UBS Warburg analyst Saul Rubin predicted in August that Ford would cut its dividend in 2002. And Rod Lache of Deutsche Banc Alex. Brown told Bloomberg on Friday that he wouldn’t be surprised to see the dividend cut in half next week.

But analyst Brett Hoselton of McDonald Investments Inc. in Cleveland said a dividend cut next week would be premature, even though investors seem to expect one sooner or later.

The Ford stock price rose 43 cents Friday to $17.67 a share.

The company needs to conserve cash now that it expects to lose money for the second straight quarter, due to the high cost of a zero-percent financing offer, slumping business at its Hertz Corp. rental-car subsidiary and the $3-billion cost of replacing 13 million Firestone tires it no longer considered safe for its customers.

But the problems are not limited to this year.

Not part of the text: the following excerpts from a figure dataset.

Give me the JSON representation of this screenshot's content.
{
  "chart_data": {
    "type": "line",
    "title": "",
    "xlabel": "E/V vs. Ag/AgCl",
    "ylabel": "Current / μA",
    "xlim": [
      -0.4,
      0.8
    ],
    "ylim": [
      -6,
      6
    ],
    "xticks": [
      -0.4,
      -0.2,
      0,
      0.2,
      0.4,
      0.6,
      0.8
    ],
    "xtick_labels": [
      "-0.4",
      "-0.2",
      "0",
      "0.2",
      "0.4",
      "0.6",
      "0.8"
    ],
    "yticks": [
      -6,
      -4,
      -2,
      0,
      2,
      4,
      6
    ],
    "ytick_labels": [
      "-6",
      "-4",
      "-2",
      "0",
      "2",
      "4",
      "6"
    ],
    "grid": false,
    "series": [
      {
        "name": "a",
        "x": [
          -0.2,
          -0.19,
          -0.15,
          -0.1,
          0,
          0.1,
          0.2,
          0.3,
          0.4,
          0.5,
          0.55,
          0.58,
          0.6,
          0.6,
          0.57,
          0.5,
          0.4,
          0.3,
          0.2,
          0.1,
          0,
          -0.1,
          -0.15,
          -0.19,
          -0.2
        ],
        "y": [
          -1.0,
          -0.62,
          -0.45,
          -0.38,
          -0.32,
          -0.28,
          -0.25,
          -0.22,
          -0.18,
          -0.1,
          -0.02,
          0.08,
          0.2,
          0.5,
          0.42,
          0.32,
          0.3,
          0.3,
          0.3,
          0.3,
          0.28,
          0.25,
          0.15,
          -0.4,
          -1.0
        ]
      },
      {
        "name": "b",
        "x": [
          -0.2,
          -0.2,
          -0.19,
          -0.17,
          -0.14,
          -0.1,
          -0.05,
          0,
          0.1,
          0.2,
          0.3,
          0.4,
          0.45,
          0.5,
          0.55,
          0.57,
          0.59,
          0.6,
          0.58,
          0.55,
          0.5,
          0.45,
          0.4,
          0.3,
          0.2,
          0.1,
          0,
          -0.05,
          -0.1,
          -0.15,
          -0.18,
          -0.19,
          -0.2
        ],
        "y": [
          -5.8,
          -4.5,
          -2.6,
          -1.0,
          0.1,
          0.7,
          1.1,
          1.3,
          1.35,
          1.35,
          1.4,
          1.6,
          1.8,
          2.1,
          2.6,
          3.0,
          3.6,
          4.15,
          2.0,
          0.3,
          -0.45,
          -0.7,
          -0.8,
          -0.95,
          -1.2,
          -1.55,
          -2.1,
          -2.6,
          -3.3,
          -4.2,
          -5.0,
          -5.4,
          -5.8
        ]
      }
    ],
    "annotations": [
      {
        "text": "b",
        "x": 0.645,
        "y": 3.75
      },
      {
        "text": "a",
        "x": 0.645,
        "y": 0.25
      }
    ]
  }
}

“Ford’s marketing costs continue to rise, while sales continue to fall,” Girsky wrote. “This may be a sign of a tired product line or tired consumers. In either case, it suggests earnings could get worse if sales weaken.” He predicts profits next year of 70 cents a share, a little more than half the current dividend rate. fordstockpricetodaynow.com ford stock price today

Analysts’ average expectations are for profits of $1.23 a share next year.

But consensus forecasts have been of dubious value since the Sept. 11 terrorist attacks, which created widespread uncertainty about consumer confidence and other elements of economic models.

Ford warned Tuesday that in the third quarter it would lose more than 10 cents a share, excluding a onetime loss of 10 cents a share, which led analysts to increase their projected loss to 16 cents a share, according to a survey by First Call/Thomson Financial.

The consensus Friday was for a loss of 28 cents a share.

Several analysts have boosted loss estimates dramatically.

John Casesa of Merrill Lynch now forecasts a loss of 30 cents a share. Greg Salchow of Raymond James & Associates expects a loss of 32 cents a share. And Girsky now projects a loss of 35 cents a share.